Jagged Line

As we walk around, we turn over three full revolutions, i.e. $3\times 360^\circ$ .

Since we make this total turn in 16 steps, the average angle we turn is $\frac{3\times 360^\circ}{16} = 67\tfrac12^\circ.$ The internal angle, on average, is $180^\circ - 67\tfrac12^\circ = \boxed{112\tfrac12^\circ}$ .

(Note that this only works because all turns are in the same general direction. If we would have both clockwise and counterclockwise turns, the problem could not be answered.)

There are 16 points/vertices on the line, and the line winds itself around 3 times, so the answer is

$(16\times180^\circ-3\times360^\circ)/16=112.5^\circ$

To see this, let's at every vertex look at both the internal and external angles.

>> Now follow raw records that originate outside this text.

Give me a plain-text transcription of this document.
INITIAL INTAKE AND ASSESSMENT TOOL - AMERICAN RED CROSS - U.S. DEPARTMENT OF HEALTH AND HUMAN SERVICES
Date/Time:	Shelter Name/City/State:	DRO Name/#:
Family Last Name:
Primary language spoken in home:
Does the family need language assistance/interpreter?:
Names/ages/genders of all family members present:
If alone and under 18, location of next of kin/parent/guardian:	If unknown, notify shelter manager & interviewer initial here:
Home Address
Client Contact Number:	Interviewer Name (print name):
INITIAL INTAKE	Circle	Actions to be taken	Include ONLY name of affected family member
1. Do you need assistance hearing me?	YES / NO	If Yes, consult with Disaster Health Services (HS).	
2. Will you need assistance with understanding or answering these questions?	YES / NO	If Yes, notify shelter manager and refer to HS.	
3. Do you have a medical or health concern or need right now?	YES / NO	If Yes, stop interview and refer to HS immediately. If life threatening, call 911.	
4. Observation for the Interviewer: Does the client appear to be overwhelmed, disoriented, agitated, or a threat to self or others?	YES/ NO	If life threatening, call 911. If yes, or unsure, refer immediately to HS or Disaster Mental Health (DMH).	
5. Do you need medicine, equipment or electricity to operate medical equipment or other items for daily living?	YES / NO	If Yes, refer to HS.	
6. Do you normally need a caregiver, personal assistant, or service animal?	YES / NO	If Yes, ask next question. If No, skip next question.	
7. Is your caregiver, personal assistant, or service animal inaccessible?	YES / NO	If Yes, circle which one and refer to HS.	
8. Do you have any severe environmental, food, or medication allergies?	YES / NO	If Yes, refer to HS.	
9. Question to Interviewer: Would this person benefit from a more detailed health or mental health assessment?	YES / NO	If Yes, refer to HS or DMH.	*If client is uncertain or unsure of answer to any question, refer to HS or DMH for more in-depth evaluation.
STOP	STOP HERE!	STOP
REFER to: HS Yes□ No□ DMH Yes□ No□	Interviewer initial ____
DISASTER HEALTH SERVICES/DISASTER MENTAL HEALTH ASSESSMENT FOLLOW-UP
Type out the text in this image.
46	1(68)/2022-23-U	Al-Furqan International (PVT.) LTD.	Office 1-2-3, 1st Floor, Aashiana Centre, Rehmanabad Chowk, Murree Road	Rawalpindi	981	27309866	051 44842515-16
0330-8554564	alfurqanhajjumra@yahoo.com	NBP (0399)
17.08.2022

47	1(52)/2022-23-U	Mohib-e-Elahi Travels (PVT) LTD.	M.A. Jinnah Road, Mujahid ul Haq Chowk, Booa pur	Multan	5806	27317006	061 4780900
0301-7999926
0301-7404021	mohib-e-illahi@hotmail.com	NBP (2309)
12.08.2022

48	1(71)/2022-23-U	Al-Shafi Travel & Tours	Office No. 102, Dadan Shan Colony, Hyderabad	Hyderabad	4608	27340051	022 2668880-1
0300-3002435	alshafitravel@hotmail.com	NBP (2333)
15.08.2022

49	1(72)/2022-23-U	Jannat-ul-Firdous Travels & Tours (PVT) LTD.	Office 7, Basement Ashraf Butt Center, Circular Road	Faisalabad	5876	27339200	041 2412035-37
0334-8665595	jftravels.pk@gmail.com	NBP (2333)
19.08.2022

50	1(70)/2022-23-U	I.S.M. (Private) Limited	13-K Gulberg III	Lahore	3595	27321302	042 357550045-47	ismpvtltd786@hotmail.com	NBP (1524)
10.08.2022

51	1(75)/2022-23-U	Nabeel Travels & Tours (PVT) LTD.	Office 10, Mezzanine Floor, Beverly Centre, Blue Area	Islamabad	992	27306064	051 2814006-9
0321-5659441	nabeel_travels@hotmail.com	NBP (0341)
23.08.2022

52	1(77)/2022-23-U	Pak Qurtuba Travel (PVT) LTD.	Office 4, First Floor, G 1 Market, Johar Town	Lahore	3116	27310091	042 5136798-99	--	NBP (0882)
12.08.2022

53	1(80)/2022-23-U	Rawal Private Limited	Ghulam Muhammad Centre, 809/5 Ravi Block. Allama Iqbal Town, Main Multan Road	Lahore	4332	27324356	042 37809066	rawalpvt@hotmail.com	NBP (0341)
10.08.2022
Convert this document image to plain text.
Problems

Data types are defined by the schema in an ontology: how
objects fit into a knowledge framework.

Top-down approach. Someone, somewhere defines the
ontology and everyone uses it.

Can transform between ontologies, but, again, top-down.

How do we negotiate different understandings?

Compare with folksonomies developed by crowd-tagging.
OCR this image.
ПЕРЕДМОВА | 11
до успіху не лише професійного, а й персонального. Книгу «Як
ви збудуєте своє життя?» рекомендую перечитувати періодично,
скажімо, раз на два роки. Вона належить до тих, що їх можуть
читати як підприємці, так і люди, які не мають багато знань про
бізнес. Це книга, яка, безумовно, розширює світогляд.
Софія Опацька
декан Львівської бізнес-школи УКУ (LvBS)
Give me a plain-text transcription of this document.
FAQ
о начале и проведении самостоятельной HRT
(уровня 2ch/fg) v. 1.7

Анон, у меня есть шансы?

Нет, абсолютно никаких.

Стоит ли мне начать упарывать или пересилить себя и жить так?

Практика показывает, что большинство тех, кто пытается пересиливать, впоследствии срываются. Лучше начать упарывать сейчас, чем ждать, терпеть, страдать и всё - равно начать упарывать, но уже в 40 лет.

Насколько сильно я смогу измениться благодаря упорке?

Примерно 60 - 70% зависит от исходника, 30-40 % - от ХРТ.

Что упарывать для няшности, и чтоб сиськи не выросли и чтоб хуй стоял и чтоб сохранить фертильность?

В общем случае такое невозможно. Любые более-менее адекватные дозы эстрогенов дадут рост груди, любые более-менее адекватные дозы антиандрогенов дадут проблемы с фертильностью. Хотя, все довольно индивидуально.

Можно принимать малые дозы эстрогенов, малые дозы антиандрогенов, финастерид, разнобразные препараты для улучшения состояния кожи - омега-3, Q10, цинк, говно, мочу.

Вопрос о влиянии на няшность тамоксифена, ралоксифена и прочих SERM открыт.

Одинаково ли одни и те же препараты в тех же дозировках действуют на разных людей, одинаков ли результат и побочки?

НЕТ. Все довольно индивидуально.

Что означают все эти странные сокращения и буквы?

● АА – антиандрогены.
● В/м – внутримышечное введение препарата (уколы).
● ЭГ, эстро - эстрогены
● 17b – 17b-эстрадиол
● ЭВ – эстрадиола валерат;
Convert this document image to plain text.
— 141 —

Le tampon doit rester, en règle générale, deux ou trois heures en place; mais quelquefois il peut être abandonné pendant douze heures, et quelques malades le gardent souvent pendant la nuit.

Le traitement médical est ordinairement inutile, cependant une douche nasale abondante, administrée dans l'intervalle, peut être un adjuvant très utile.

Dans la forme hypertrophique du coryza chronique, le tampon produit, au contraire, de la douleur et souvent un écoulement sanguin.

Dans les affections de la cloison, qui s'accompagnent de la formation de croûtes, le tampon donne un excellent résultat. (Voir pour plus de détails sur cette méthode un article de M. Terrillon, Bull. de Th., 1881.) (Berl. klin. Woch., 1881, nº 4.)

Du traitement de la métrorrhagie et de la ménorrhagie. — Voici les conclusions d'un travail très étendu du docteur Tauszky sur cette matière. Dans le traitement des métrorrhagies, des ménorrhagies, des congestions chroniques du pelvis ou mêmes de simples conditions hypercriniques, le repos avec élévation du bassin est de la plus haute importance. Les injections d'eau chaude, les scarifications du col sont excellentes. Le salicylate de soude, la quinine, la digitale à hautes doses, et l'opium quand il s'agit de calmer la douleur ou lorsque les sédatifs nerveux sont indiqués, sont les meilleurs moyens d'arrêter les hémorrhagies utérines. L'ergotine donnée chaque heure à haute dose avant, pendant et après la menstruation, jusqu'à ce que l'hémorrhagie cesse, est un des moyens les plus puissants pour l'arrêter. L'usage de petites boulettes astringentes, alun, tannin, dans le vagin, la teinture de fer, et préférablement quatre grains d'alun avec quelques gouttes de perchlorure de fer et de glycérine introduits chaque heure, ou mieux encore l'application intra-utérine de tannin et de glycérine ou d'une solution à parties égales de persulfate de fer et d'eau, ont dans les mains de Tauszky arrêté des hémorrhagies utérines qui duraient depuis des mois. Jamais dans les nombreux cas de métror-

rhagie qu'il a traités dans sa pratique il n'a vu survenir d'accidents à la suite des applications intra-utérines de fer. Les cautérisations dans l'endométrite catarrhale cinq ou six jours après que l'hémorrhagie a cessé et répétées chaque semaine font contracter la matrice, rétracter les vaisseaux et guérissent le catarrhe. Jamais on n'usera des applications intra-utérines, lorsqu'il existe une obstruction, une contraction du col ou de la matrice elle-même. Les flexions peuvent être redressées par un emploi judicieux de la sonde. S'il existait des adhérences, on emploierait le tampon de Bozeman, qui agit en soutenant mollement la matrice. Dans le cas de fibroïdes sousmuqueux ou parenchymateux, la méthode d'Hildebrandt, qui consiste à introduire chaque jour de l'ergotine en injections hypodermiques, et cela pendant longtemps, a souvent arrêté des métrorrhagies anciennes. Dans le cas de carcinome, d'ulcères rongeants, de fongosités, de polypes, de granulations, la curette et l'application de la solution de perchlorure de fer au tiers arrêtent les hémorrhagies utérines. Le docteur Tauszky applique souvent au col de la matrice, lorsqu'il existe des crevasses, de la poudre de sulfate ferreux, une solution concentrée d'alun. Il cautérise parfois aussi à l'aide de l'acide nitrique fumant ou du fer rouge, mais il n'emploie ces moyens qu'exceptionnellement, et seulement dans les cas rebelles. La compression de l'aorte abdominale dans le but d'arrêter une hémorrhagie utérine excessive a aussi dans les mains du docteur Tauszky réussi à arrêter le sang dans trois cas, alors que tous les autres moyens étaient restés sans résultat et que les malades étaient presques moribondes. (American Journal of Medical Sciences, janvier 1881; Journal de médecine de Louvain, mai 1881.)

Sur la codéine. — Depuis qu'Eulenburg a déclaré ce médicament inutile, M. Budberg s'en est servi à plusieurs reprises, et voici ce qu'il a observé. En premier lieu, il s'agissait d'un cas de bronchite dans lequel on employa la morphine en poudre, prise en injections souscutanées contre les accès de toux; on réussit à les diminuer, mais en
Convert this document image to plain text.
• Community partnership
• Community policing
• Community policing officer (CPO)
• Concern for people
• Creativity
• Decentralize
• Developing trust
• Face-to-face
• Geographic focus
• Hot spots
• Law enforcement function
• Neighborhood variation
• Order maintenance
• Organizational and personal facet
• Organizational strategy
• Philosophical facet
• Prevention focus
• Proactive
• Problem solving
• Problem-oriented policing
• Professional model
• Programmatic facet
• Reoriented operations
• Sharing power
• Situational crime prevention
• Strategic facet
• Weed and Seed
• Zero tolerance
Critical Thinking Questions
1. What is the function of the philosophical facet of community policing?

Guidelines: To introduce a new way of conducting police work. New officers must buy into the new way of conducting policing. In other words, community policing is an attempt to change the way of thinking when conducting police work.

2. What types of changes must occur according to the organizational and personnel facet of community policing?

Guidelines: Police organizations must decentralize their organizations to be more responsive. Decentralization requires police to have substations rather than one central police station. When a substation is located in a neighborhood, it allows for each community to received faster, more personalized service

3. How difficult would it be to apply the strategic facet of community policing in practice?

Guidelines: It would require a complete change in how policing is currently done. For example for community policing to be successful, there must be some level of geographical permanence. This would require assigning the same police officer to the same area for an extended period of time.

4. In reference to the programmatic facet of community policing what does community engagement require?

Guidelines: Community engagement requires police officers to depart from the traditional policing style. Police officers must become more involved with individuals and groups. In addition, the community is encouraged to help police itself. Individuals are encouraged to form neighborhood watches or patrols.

Together the two angles must add up to $180^\circ$ . For the 16 points, this is a total of $16\times180^\circ$ . To get the sum of all the external angles, imagine the top line in the figure above to be a long, straight, rigid rod. Now think of it as rolling around each vertex in turn. At each turn it will rotate by the amount equal to the external angle there. Going all the way around will make that $360^\circ$ . This would be if the curve were a normal polygon. But it is a self-intersecting polygon and it goes around not once, but three times. So the sum of the external angles in all the points is $3\times360^\circ$ , and this is what we have to subtract to get the total of all the internal angles. Then to get average, we divide by the number of angles.